Sonja O'Hara (born Sonja Kristiansen) is an Emmy-nominated Canadian writer, director and actress who is represented by Verve and Anonymous Content. She is originally from Halifax, Nova Scotia, Canada, and resides in Los Angeles, California. She was born in 1995.

Her digital series Doomsday (which she created, directed and stars in) was nominated for the 2021 Daytime Emmy Awards under Outstanding Daytime Fiction Program.

She was selected as one of the “10 Filmmakers to Watch” by Independent Magazine, chosen by a jury from MovieMaker Magazine, the Sundance Institute and Austin Film Festival. Past recipients include Barry Jenkins, the Oscar-winning director of Moonlight. O'Hara created the critically acclaimed Amazon series Doomsday, which won Best Series at HBO's ITVFest. A Streamy Nominee (for “Best Indie Series”), O'Hara was presented the “Best Director” award out of 4,000 submissions at The New York Television Festival. She was a guest speaker at SXSW Film Festival on the episodic TV panel. Her upcoming series Astral was greenlit by Adaptive Studios, and she will write and direct all six episodes.

As an actress, she is best known for playing the role of Calpurnia Dylan in the 2015 American film Ovum. In 2007, O'Hara appeared on the New York stage in a production of Pulitzer Prize-winning author Norman Mailer's play The Deer Park as a character based on Marilyn Monroe.

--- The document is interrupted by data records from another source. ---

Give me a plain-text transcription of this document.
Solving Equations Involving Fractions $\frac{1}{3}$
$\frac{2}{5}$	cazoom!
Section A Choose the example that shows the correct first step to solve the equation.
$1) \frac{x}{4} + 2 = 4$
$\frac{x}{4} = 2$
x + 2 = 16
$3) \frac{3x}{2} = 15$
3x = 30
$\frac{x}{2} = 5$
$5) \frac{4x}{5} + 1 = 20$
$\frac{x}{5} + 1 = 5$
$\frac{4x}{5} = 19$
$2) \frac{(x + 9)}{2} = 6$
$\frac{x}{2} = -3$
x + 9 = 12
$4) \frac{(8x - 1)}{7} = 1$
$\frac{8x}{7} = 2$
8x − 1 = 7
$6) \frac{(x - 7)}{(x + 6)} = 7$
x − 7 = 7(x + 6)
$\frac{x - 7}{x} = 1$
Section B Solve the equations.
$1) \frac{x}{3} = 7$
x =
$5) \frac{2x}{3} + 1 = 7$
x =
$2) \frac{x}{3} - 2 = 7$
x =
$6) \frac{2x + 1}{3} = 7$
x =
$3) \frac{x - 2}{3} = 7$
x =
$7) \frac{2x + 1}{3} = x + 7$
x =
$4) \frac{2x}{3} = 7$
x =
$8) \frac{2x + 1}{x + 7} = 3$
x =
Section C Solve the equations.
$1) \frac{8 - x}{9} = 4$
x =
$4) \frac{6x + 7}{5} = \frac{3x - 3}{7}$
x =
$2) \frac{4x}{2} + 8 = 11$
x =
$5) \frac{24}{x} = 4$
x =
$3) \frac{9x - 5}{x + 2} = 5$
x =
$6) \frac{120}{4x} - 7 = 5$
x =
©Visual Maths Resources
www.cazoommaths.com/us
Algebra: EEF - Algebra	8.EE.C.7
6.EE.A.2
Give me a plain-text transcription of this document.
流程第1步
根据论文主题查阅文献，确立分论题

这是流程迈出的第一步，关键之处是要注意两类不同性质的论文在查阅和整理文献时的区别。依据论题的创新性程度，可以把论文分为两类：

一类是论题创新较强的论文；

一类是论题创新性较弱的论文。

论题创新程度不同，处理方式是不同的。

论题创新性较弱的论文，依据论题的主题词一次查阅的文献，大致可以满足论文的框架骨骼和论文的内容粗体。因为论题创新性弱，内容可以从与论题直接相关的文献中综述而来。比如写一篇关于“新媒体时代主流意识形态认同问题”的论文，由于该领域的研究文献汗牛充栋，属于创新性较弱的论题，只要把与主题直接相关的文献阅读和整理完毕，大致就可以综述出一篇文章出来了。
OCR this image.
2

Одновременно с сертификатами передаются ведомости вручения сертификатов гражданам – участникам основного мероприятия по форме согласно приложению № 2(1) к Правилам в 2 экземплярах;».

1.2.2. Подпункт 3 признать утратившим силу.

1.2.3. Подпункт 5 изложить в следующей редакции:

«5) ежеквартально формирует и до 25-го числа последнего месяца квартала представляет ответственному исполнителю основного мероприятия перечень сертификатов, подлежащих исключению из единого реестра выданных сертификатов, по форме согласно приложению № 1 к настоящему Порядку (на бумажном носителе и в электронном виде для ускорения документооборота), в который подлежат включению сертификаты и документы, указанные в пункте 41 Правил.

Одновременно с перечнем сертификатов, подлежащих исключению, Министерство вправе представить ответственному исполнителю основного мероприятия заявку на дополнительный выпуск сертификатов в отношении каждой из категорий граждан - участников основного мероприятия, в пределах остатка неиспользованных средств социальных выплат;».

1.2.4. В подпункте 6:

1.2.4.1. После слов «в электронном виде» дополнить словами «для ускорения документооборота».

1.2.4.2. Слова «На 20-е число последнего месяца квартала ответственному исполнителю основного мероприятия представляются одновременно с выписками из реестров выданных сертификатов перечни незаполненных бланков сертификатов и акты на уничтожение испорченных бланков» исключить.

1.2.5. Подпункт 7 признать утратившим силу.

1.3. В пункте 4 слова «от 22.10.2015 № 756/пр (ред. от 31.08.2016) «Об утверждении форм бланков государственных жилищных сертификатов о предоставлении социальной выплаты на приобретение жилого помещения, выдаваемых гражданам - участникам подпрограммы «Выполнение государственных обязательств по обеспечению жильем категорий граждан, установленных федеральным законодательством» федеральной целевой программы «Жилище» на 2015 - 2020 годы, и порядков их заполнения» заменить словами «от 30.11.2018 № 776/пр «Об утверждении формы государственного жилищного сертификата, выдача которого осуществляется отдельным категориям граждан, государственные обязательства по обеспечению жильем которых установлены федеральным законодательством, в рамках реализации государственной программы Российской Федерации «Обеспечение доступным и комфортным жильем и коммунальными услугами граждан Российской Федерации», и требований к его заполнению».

In 2019, O'Hara made her feature film directorial debut helming the live-action adaptation of the popular Japanese video game Root Letter.

==Early life==
O'Hara began acting at age ten, appearing in school plays, including a local production of The Nutcracker in which she played Clara. She is the youngest of two siblings. At 17, O'Hara moved to New York City to attend The New York Conservatory For Dramatic Arts. In 2006, she was cast as a lead in the New York debut of the recently discovered Tennessee Williams play Pieces of Paradise, directed by Stephan Morrow.

==Filmography==

===Film===

| Year | Title | Role | Notes |
|---|---|---|---|
| 2010 | Da Heist | Rachel White |  |
| 2010 | In the Hands of God | Eve |  |
| 2010 | #1 Cheerleader Camp | Betty |  |
| 2011 | Shark Bite | Joanie |  |
| 2011 | The Victorville Massacre | Stephanie Storms |  |
| 2011 | For the Children | Anabelle |  |
| 2012 | Bananazzz | Andenisse Brown |  |
| 2013 | Town Red | Lily |  |
| 2013 | Rambler | Alice |  |
| 2014 | Ovum | Calpurnia Dylan |  |
| 2020 | Root Letter |  | Director |
| 2022 | Mid-Century | Dr. Kerri Brenan | Actor and Director |
| TBA | Snare | Rowena Sullust | Actor and Director |

==Sources==
- "Mailer, Monologues, Mind Games Part of March Makor Line-Up" (2013)
- Noetzel, Emilie (2011). "Victorville Massacre, The (2011) Review"
- Zinoman, Jason. "Three Dollar Bill", The New York Times, Theater Review, December 8, 2005.